One of the most intriguing aspects of the celebration of the Eucharist is the fact that it has changed so little over twenty centuries. The essential elements are found in the narrative of the institution of the Eucharist as recorded in the Gospels. The liturgical structure of that celebration developed very rapidly in the early life of the Church as we see in Saint Paul’s first letter to the Corinthians (1Cor.11.26)(“For as often as you shall eat this bread, and drink the chalice, you shall shew the death of the Lord, until he come.”) and the essential elements have remained unchanged. Even in many of the details, we find in the celebration of the liturgy today an identity with what went before us for so many centuries.

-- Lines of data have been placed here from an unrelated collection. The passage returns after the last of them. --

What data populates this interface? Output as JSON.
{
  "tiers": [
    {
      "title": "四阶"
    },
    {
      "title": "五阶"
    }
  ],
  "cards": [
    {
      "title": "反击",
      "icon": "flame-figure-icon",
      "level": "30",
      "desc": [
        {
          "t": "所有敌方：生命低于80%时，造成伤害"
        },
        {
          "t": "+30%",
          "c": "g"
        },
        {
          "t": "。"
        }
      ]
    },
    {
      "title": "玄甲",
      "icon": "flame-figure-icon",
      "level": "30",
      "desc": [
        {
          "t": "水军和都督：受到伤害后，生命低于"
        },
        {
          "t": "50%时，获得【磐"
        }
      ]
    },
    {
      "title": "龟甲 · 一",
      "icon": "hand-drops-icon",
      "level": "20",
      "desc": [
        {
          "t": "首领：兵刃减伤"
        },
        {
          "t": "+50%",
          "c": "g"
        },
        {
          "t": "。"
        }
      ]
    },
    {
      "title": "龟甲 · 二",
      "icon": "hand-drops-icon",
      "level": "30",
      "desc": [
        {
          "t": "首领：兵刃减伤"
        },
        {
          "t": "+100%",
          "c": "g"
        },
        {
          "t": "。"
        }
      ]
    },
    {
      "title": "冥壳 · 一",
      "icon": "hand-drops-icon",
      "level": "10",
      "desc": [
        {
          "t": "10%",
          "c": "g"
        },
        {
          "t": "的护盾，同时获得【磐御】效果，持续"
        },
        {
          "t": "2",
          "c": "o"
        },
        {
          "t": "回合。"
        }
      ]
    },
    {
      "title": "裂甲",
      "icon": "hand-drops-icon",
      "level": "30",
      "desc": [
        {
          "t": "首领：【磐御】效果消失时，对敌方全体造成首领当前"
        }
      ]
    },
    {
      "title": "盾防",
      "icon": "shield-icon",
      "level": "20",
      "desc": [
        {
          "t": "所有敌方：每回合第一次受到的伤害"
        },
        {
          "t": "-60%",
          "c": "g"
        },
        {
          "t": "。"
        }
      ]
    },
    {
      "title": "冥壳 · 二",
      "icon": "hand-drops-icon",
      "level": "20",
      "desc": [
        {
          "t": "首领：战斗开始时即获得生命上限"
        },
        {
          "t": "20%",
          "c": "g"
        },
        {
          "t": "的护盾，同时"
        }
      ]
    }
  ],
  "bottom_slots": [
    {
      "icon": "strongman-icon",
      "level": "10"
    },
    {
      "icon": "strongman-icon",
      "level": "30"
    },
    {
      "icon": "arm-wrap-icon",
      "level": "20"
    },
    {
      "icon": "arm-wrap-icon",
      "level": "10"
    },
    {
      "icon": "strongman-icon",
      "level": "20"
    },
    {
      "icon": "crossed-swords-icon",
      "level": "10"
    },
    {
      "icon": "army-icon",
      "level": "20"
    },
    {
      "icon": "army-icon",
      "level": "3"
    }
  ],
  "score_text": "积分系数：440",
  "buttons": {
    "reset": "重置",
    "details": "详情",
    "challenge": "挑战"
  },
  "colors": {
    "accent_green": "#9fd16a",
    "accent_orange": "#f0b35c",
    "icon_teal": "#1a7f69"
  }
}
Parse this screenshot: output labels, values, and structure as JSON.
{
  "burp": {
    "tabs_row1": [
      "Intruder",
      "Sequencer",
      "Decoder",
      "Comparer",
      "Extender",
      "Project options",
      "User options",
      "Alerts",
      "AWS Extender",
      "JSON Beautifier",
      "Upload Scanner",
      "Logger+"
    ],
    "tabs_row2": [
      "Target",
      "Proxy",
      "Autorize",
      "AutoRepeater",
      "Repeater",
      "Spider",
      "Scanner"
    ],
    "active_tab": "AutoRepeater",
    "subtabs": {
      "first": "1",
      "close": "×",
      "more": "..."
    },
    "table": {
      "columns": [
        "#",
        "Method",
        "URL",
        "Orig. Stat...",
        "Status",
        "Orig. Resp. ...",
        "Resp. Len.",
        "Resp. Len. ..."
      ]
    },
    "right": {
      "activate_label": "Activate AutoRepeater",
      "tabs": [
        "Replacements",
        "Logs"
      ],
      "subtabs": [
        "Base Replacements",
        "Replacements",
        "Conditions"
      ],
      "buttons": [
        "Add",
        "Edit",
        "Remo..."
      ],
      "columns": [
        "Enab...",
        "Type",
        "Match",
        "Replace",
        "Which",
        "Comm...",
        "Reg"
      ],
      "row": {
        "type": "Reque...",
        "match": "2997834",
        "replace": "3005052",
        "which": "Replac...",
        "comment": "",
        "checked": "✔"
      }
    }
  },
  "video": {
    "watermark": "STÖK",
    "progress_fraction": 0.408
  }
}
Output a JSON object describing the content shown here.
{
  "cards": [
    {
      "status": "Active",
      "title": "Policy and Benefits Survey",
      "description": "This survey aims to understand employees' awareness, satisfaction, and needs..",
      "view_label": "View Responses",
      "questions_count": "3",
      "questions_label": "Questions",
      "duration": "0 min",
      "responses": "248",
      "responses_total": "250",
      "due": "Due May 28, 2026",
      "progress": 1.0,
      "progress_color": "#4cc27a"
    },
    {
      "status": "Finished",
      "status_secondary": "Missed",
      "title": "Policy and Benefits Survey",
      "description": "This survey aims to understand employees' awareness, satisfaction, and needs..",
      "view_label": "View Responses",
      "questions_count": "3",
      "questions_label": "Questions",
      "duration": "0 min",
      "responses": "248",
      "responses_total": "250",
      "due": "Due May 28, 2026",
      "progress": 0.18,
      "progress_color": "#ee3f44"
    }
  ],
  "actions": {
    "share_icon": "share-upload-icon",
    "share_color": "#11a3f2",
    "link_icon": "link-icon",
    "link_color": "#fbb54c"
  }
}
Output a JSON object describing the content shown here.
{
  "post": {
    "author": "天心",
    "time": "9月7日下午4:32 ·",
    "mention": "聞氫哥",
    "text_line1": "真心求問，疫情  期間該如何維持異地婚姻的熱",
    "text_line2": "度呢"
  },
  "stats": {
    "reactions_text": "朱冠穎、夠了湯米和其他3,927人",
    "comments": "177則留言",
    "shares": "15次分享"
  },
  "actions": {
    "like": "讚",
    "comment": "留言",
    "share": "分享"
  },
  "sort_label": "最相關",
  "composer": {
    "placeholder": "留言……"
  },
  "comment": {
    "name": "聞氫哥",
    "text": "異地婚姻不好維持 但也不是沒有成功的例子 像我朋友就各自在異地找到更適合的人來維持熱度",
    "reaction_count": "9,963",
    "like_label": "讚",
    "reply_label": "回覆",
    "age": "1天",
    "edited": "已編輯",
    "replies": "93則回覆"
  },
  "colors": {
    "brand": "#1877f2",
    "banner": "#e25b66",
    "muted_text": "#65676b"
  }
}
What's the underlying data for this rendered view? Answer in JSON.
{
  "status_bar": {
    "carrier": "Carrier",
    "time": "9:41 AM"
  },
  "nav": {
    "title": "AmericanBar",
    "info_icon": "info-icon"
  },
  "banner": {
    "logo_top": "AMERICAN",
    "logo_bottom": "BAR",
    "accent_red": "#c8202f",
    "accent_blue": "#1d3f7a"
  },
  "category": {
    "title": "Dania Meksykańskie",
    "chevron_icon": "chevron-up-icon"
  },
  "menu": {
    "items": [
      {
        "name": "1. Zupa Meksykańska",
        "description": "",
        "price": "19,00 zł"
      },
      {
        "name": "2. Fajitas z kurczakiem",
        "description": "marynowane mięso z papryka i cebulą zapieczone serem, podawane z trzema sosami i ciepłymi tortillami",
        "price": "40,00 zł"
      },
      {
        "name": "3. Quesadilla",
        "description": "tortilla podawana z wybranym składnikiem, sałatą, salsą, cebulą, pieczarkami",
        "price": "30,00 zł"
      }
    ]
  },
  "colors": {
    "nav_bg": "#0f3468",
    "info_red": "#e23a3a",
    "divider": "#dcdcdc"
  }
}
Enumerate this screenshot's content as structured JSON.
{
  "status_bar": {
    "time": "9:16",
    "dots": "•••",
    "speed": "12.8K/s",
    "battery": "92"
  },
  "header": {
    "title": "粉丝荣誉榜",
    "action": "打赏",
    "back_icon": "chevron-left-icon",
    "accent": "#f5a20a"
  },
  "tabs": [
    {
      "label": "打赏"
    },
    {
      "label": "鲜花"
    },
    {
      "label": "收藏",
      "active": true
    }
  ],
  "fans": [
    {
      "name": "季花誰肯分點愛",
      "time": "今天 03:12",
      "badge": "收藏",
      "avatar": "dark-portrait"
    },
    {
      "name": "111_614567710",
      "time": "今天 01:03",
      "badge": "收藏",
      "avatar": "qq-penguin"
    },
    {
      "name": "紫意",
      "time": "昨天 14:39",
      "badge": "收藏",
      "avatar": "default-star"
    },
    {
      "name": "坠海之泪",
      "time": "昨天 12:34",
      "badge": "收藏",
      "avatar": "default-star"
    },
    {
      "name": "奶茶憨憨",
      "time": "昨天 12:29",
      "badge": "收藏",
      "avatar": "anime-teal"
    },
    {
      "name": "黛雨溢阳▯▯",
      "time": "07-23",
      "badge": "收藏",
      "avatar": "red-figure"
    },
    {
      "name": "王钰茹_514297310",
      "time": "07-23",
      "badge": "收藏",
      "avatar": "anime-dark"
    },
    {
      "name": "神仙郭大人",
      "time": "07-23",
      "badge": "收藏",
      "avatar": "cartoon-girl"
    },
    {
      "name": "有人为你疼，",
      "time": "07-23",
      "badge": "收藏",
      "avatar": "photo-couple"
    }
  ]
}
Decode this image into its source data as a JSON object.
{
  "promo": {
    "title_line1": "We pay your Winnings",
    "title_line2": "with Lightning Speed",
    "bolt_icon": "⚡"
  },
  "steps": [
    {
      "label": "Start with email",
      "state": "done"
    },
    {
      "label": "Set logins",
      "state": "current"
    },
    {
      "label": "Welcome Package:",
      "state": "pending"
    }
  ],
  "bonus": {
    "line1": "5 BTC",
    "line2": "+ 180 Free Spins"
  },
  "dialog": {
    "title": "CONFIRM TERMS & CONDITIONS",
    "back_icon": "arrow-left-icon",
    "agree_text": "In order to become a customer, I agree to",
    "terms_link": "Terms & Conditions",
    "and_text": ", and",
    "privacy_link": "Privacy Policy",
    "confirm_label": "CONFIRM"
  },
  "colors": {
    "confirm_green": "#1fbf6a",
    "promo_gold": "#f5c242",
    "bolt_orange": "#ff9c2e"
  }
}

Like the Passover meal, this memorial sacrifice of the new law is both sacrifice and sacred meal. Both aspects remain inseparably a part of the same mystery. In an unbloody re- presentation of the sacrifice of the cross and in application of its saving power, the Lord is offered in the sacrifice of the Mass when through the words of consecration and the outpouring of the Holy Spirit, Christ is present in a sacramental form under the appearance of bread and wine to become the spiritual food of the faithful.

There is a large reservoir of evidence to show that this was a practice.
See the research on the matter found in this link

http://www.therealpresence.org/eucharst/father/a5.html

Once one accepts the infallibility of Petrine authority, the teaching of the Eucharist as explained in the Catholic Catechism is a given.

Of course those who dispute Petrine authority then its open season on what interpretation of scripture one accepts. One is free to pick and chose an interpretation/ritual/practice/ that comports with one’s own notion of what is “true.”